Hittler mengambil remote TV yang ada di atas meja. Begitu TV menyala, wajah Hittler terpampang nyata di layar TV. Ia terlihat biasa saja, seakan tidak peduli dengan siaran berita yang sedang memberitakan dirinya.
"Ehem!" Hittler berdehem sambil melirik tempat tidurnya yang berantakan, memberi kode pada wanita itu untuk merapikan tempat tidurnya sebelum benar-benar pergi meninggalkan kamarnya.
"Iya, Tuan." Dengan perasaan dongkol Leonar membereskan tempat tidur tuannya. Ia tahu Hittler sengaja membuat tempat tidurnya berantakan. Ia juga melihat saat Hittler sengaja menjatuhkan bantal dan selimutnya ke lantai.
Perasaan kesal, sekaligus emosi membuat Leonar melakukan pekerjaannya dengan kasar. Sampai-sampai ia tidak sadar bahwa sejak tadi pria di atas sofa itu tengah memperhatikannya.
"Itu terlihat sangat jelas!" sindir Hittler dengan suara lantang.
Suara itu masuk ke telinga Leonar jelas, membuatnya memilih untuk pura-pura tidak mendengar. Ya, mungkin saja itu adalah pilihan terbaik yang bisa menyelamatkannya.
Ia kembali melanjutkan pekerjaannya hingga sprei di atas tempat tidur itu kembali terpasang rapi seperti sebelumnya. Setelah benar-benar selesai, ia segera pamit keluar. Baru saja kakinya sampai di dekat pintu, Hittler memanggilnya, membuat langkahnya terhenti.
"Untukmu!" Hittler melemparkan sesuatu ke arah Leonar.
"Awwww," rintih Leonar saat barang itu mengenai wajahnya.
"Terimakasih, Tuan, saya permis...."
"Selamat pagi, Tuan," David yang datang tiba-tiba membuat Leonar memutus kalimatnya. Asisten Hittler itu terlihat sangat tergesa-gesa. Ia berjalan menghampiri tuannya dengan langkahnya yang jenjang.
"Tuan, saya sudah menemukan Elsa dan Kate, putri Nardo di salah satu kos-kosan elite di kota X. Sekarang mereka berdua sudah ada di lantai bawah, Tuan."
"Bagus!"
"Urus semuanya sekarang juga. Aku ingin sebelum aku selesai sarapan semuanya sudah beres."
"Baik, Tuan..." David bergegas pergi meninggalkan kamar tuannya.
Sementara itu, Leonar yang masih berdiri di ambang pintu langsung menghampiri Hittler. "Tuan, tolong... tolong jangan hukum kedua saudaraku. Tolong, Tuan," pintanya sambil bersimpuh di kaki Hittler.

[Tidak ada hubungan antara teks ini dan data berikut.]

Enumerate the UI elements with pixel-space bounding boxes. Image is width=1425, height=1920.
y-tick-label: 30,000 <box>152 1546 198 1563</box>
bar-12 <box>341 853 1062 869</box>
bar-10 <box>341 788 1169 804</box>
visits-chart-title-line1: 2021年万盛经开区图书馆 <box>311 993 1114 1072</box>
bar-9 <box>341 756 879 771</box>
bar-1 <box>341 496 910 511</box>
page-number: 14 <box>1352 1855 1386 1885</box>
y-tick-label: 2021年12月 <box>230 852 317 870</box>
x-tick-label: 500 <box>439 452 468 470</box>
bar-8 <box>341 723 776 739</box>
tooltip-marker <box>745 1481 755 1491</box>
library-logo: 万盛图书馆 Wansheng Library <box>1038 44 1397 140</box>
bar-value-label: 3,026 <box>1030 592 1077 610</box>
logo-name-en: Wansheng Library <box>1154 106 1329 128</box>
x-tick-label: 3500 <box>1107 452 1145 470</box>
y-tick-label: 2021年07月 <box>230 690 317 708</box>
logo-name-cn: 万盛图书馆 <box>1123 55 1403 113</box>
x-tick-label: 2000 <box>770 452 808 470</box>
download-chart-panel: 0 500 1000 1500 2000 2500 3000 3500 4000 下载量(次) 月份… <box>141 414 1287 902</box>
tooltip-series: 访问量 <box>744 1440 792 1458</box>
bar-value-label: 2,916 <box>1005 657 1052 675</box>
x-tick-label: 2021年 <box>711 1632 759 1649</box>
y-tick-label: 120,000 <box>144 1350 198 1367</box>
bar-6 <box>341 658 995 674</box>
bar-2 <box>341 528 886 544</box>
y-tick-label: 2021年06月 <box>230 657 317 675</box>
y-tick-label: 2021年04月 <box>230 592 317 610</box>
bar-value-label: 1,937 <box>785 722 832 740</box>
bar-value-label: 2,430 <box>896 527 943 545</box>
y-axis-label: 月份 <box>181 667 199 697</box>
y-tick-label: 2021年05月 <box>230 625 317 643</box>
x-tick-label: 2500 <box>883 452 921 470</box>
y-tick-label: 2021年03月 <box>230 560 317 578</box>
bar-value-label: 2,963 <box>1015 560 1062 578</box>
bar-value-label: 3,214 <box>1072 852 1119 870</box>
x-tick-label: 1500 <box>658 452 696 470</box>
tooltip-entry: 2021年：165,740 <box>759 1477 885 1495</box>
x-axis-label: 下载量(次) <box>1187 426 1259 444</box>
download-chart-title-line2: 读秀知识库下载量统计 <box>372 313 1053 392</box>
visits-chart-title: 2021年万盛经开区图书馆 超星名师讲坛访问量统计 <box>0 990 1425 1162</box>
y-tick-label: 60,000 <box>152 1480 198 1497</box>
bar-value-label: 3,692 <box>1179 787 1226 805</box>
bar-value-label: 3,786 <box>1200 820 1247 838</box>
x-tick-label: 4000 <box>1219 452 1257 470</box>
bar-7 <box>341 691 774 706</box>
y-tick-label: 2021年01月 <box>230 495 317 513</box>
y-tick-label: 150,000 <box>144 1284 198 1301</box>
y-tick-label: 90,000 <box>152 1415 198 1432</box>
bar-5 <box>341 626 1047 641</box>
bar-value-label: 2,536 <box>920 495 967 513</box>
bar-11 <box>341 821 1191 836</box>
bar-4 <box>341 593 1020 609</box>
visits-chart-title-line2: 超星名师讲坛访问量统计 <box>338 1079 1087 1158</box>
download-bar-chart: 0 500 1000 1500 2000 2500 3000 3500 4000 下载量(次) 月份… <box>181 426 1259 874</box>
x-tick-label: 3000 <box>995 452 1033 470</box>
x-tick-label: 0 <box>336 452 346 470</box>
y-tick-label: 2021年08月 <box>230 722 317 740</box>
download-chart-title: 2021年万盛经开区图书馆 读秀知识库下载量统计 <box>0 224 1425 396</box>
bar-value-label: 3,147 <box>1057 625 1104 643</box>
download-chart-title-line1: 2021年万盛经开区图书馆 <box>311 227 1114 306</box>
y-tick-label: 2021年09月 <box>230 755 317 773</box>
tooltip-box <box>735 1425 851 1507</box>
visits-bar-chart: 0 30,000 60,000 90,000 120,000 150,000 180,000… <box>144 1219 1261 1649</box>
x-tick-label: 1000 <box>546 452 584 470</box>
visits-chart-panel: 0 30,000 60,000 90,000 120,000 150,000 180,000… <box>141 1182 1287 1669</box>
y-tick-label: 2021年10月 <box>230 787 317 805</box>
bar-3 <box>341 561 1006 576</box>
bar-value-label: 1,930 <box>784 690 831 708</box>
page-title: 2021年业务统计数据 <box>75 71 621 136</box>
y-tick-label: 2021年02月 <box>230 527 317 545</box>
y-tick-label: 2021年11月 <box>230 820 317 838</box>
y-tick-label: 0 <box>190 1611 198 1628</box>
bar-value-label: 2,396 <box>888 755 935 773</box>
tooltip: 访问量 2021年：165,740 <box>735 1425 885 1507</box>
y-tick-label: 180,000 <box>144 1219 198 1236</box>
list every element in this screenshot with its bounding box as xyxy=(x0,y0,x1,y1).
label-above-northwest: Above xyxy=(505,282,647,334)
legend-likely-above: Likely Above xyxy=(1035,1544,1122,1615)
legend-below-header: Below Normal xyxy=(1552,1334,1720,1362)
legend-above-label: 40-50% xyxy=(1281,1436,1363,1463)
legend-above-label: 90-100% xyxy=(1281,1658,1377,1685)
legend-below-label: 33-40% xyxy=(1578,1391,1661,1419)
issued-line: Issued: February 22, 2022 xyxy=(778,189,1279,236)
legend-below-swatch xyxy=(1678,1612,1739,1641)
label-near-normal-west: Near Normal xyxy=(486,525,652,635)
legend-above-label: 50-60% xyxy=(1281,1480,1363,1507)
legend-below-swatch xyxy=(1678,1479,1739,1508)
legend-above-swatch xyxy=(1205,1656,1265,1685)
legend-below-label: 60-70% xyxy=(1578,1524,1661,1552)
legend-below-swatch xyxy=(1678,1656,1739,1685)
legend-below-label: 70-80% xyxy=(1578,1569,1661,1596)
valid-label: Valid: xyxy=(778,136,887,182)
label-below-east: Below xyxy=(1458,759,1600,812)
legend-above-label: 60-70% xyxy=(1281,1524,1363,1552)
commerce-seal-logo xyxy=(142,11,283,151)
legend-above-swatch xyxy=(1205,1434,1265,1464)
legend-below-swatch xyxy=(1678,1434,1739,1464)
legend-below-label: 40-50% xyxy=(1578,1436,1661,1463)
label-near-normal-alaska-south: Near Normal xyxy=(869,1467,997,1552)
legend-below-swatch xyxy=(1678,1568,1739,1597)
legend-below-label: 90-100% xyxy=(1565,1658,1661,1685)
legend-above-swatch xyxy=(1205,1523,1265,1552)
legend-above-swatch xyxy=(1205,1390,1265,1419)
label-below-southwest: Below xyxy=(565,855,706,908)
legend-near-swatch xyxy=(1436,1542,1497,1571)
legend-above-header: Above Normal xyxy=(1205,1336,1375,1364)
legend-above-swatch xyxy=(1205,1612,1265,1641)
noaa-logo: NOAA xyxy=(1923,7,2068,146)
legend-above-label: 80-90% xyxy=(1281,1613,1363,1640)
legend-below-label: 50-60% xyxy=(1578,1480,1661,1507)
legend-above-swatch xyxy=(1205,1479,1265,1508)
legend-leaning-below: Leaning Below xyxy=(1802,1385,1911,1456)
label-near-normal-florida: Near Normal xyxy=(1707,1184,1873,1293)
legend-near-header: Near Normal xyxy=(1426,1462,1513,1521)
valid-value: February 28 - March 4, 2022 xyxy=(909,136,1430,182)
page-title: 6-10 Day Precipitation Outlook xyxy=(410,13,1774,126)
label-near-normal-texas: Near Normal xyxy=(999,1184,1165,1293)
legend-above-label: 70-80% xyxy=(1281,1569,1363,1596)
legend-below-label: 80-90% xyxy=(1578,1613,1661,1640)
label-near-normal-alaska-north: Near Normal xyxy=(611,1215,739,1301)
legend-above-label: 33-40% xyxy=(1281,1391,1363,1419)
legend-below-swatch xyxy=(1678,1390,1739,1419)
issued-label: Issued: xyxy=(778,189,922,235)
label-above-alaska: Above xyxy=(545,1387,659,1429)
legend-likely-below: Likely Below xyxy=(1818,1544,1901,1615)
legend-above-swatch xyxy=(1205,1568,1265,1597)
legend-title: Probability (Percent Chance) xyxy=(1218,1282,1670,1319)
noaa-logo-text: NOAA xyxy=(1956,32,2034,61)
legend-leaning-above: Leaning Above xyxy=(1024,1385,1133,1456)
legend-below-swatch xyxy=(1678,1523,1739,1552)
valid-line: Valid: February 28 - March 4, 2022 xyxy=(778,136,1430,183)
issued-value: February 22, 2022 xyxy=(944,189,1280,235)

"Tolong, Tuan... hukum saja saya. Asalkan ayah dan kedua saudara saya tidak dihukum. Kasian mereka, Tuan... hiks... hiks... kumohon."
"Agh, minggir!!"
"Tuan, tolong."
"Minggir, bodoh!"
"Tidak! Saya tidak akan pergi sebelum Tuan mengabulkan permintaan saya."
"Minggir sekarang juga!"
"Tidak, Tuan... saya tidak akan pergi."
"Jangan menangis di kakiku! Sungguh, kau benar-benar kurang ajar."
"Tuan...."
"Minggir!!"
BRUK!!
Hittler mendorong tubuh Leonar hingga menatap kaki meja. "Bodoh!!"
"Hiks... hiks... Tuan, tolong," pintanya untuk terakhir kalinya sebelum Hittler melangkahkan kaki keluar dari kamarnya.